Samuel Rossille picture Samuel Rossille · May 16, 2012 · Viewed 19.8k times · Source

Edit: git does not mess with character encoding. This is still here to share knowlege and avoid others making the same mistake.


The context: My enterprise uses an svn repository. I'm using git-svn as a client to interact with this repository. All text files in the project are (and must be) encoded with windows default encoding (cp-....). I use git-extensions, and sometimes the command line to pilot git.

What I did: During the last 3 days, I was working on a new feature, and I did a number of local commits. Finally i squashed all these commits into a single one using an interactive rebase, then i used git svn dcommit to push everything on the svn repository in a single commit.

What happened then: A collegue told me that all accents were messed up in the files that I modified, and in the new files after my commit. I had already commited text files with accents in the same repository with my installation of git + svn before, and it's the first time I face this issue.

My investigation:I did the following things to investigate: opened the files with notepad++, and tried the most current encodings (including windows default and UTF-8) to view them: none of them could display accents properly, and different accents are always rendered by the same sequence of strange glyphs.

The temporary workaround:I quickly created a revert commit with git extension and "dcommited" it.

The question:My enterprise svn repository is OK, but now i have the two following problems to solve:

  1. Understand what happened with the characters with accents
  2. Retrieve my work from the SVN history and commit it in a proper way (if possible without reviewing manually all the characters with accents)

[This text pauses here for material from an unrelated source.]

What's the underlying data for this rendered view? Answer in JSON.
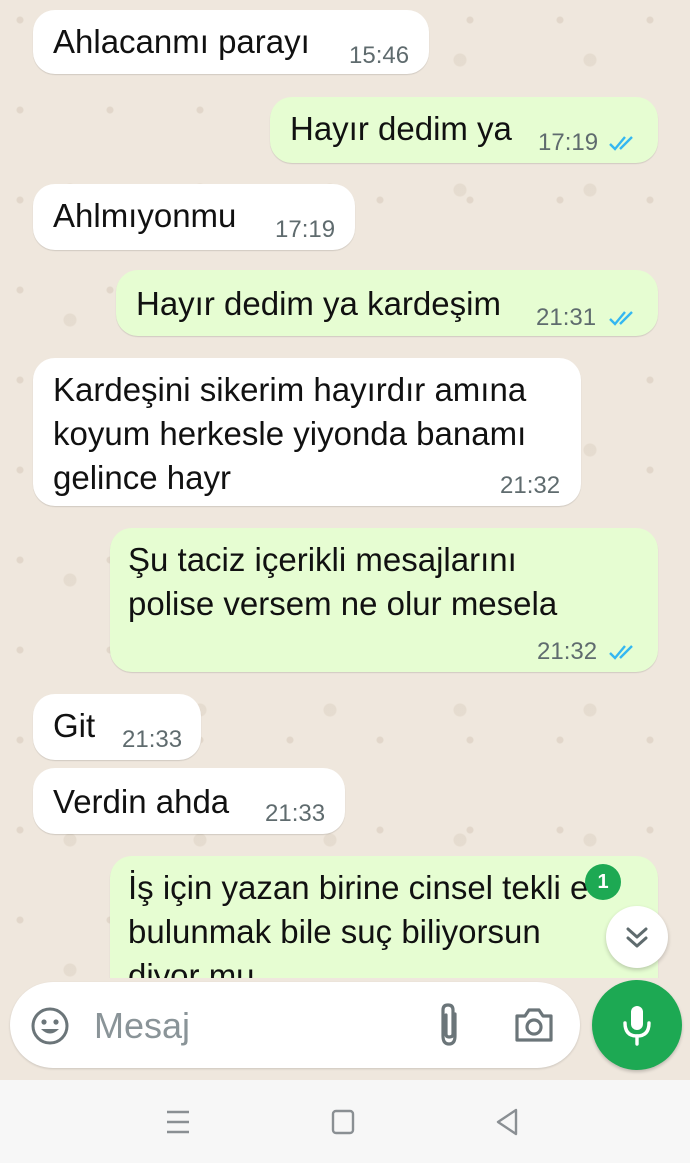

Can anybody provide some clues (i'm rather new to git) ?

Answer

Samuel Rossille picture Samuel Rossille · May 18, 2012

And now let's reveal the painful truth (painful for my ego, not for git users): I did mess with the accents, not git.

I could have just removed the question which let's wrongly think that git can mess up with accents, but considering the number of upvotes, i think than a lot of people do the same mistake that i did, so I have chosen to answer my own question to establish the truth, and maybe help people in the same case:

  1. Git does not touch to characters other than line breaks.
  2. I broke the accents before commiting, and i did not noticed it because i did not pay enough attention. To do so, i edited some of the files with eclipse. Eclipse did not recognize the encoding and the accents were all replace by a weird byte sequence on save. That's all.

Thanks again to Dmitry Pavlenko for giving me indications on how to investigate this problem.

+1 to "git reflog"

Happy accent fixing ;=)